Reference Guides/Beginner/Joins

Joins

How to pull related data from multiple tables into a single result.

Relational databases deliberately spread data across multiple tables. Customers in one, orders in another, products in a third. This design eliminates redundancy and keeps updates clean - but it means almost every real question requires combining tables. JOINs are how you do that.

The core idea: a JOIN matches rows from two tables based on a condition you specify. The type of JOIN determines what happens when a row on one side has no partner on the other.

INNER JOIN

An INNER JOIN returns only rows where the join condition is satisfied in both tables:

SELECT o.id, c.name, o.total
FROM orders o
INNER JOIN customers c ON o.customer_id = c.id;

If an order references a customer_id that does not exist in the customers table, that order is excluded. A customer with no orders is excluded too. Only rows with a match on both sides make it through.

The keyword INNER is optional. A bare JOIN is an inner join, and that is what most people write.

LEFT JOIN

A LEFT JOIN keeps every row from the left table and pulls in matching rows from the right. When no match exists, the right-side columns come back as NULL. The left side is never dropped.

SELECT c.name, COUNT(o.id) AS order_count
FROM customers c
LEFT JOIN orders o ON o.customer_id = c.id
GROUP BY c.id, c.name;

Every customer shows up, even those with no orders. For those customers, o.id is NULL - and COUNT(o.id) returns 0, because COUNT on a column ignores NULLs.

One of the most common LEFT JOIN patterns is finding rows in A that have no match in B at all:

SELECT c.name
FROM customers c
LEFT JOIN orders o ON o.customer_id = c.id
WHERE o.id IS NULL;  -- customers with no orders at all

RIGHT JOIN

The mirror image of LEFT JOIN: all rows from the right table, matching rows from the left, NULLs where nothing matches. You can always rewrite a RIGHT JOIN as a LEFT JOIN by swapping the table order. Most people do - RIGHT JOIN shows up rarely in real code.

FULL JOIN

Returns all rows from both tables, with NULLs on whichever side has no match:

SELECT a.id AS a_id, b.id AS b_id
FROM table_a a
FULL JOIN table_b b ON a.id = b.id;

Useful for comparing two datasets and finding what is missing on either side. You will see this occasionally in data reconciliation work.

Comparing join types

Join typeReturns
INNER JOINOnly rows with a match in both tables
LEFT JOINAll rows from the left table; NULLs for unmatched right-side columns
RIGHT JOINAll rows from the right table; NULLs for unmatched left-side columns
FULL JOINAll rows from both tables; NULLs where no match exists

The ON clause vs WHERE for filtering

Here is something that surprises almost everyone the first time they see it. You can filter a join in the ON clause or in WHERE - and for an inner join, the results look identical. For a LEFT JOIN, the placement changes the meaning entirely.

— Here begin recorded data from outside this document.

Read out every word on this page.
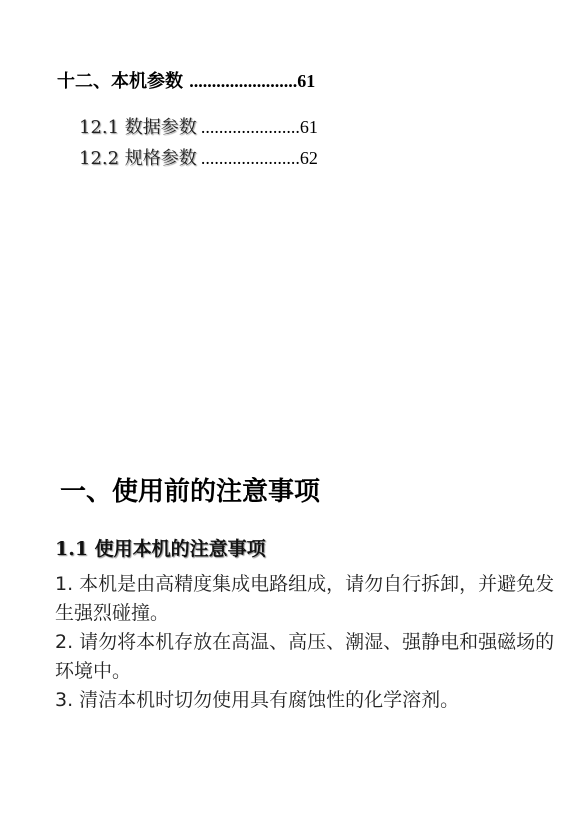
十二、本机参数 ........................61
12.1 数据参数 ......................61
12.2 规格参数 ......................62
一、使用前的注意事项
1.1 使用本机的注意事项

1. 本机是由高精度集成电路组成，请勿自行拆卸，并避免发生强烈碰撞。

2. 请勿将本机存放在高温、高压、潮湿、强静电和强磁场的环境中。

3. 清洁本机时切勿使用具有腐蚀性的化学溶剂。
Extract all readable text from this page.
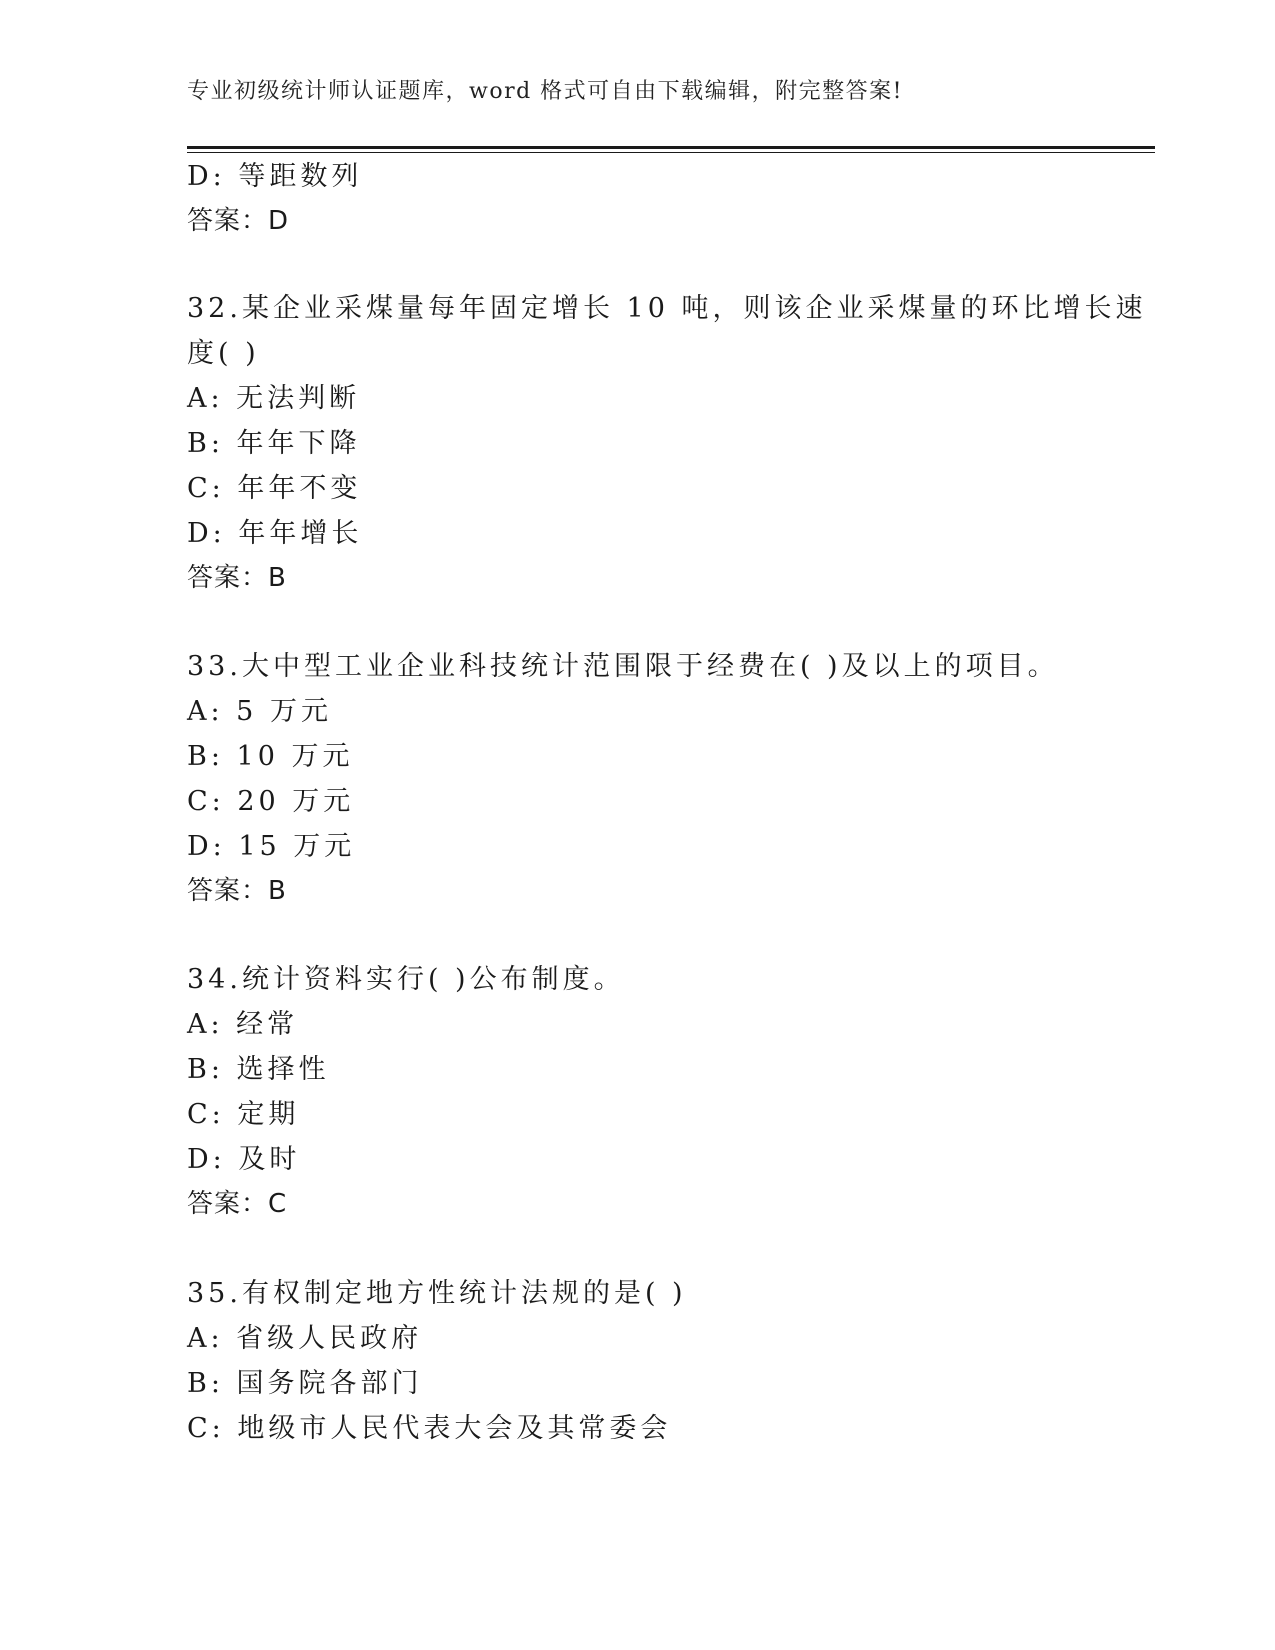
专业初级统计师认证题库，word 格式可自由下载编辑，附完整答案!
D: 等距数列
答案：D
32.某企业采煤量每年固定增长 10 吨，则该企业采煤量的环比增长速
度( )
A: 无法判断
B: 年年下降
C: 年年不变
D: 年年增长
答案：B
33.大中型工业企业科技统计范围限于经费在( )及以上的项目。
A: 5 万元
B: 10 万元
C: 20 万元
D: 15 万元
答案：B
34.统计资料实行( )公布制度。
A: 经常
B: 选择性
C: 定期
D: 及时
答案：C
35.有权制定地方性统计法规的是( )
A: 省级人民政府
B: 国务院各部门
C: 地级市人民代表大会及其常委会
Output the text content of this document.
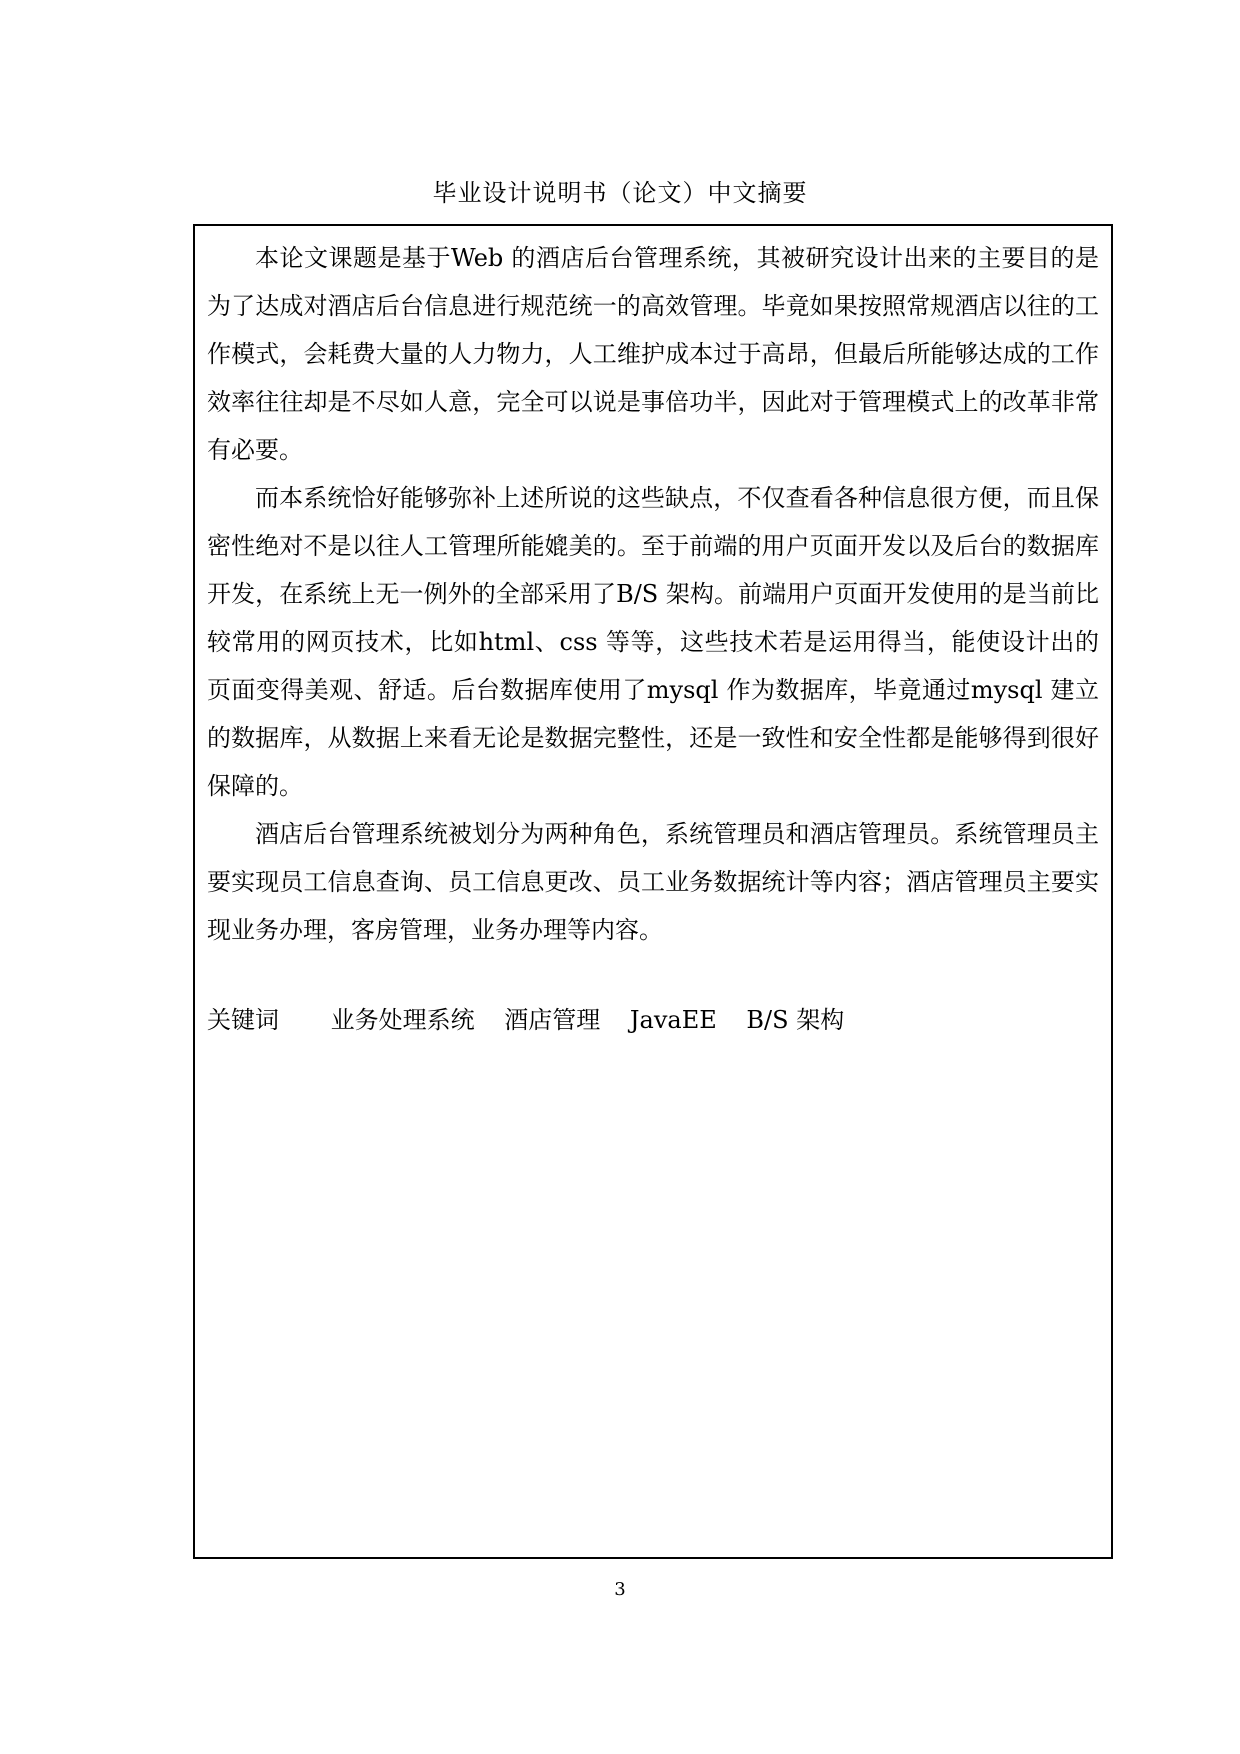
毕业设计说明书（论文）中文摘要

本论文课题是基于Web 的酒店后台管理系统，其被研究设计出来的主要目的是为了达成对酒店后台信息进行规范统一的高效管理。毕竟如果按照常规酒店以往的工作模式，会耗费大量的人力物力，人工维护成本过于高昂，但最后所能够达成的工作效率往往却是不尽如人意，完全可以说是事倍功半，因此对于管理模式上的改革非常有必要。

而本系统恰好能够弥补上述所说的这些缺点，不仅查看各种信息很方便，而且保密性绝对不是以往人工管理所能媲美的。至于前端的用户页面开发以及后台的数据库开发，在系统上无一例外的全部采用了B/S 架构。前端用户页面开发使用的是当前比较常用的网页技术，比如html、css 等等，这些技术若是运用得当，能使设计出的页面变得美观、舒适。后台数据库使用了mysql 作为数据库，毕竟通过mysql 建立的数据库，从数据上来看无论是数据完整性，还是一致性和安全性都是能够得到很好保障的。

酒店后台管理系统被划分为两种角色，系统管理员和酒店管理员。系统管理员主要实现员工信息查询、员工信息更改、员工业务数据统计等内容；酒店管理员主要实现业务办理，客房管理，业务办理等内容。

关键词 业务处理系统 酒店管理 JavaEE B/S 架构
3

-- Filtering in ON: all customers appear; only shipped orders are shown
FROM customers c
LEFT JOIN orders o ON o.customer_id = c.id AND o.status = 'shipped'

-- Filtering in WHERE: customers with no shipped orders are excluded
FROM customers c
LEFT JOIN orders o ON o.customer_id = c.id
WHERE o.status = 'shipped'

The ON condition is part of the join itself - it controls which rows pair up. The WHERE condition runs after the join is assembled and tosses out rows that do not qualify. When you add WHERE o.status = 'shipped' after a left join, you are effectively turning it back into an inner join, because unmatched rows (where o.status is NULL) get filtered out. This trips people up constantly.

Table aliases

When joining multiple tables, aliases are not optional - they are how you keep the query readable and avoid ambiguity when two tables share a column name like id:

SELECT o.id, c.name, p.title, oi.quantity
FROM orders o
JOIN customers c ON o.customer_id = c.id
JOIN order_items oi ON oi.order_id = o.id
JOIN products p ON p.id = oi.product_id;

Without aliases, every column reference needs the full table name. Four joined tables would make the query almost unreadable. Short, consistent aliases are one of those small habits that make a big difference in how fast other people - including future you - can understand what a query does.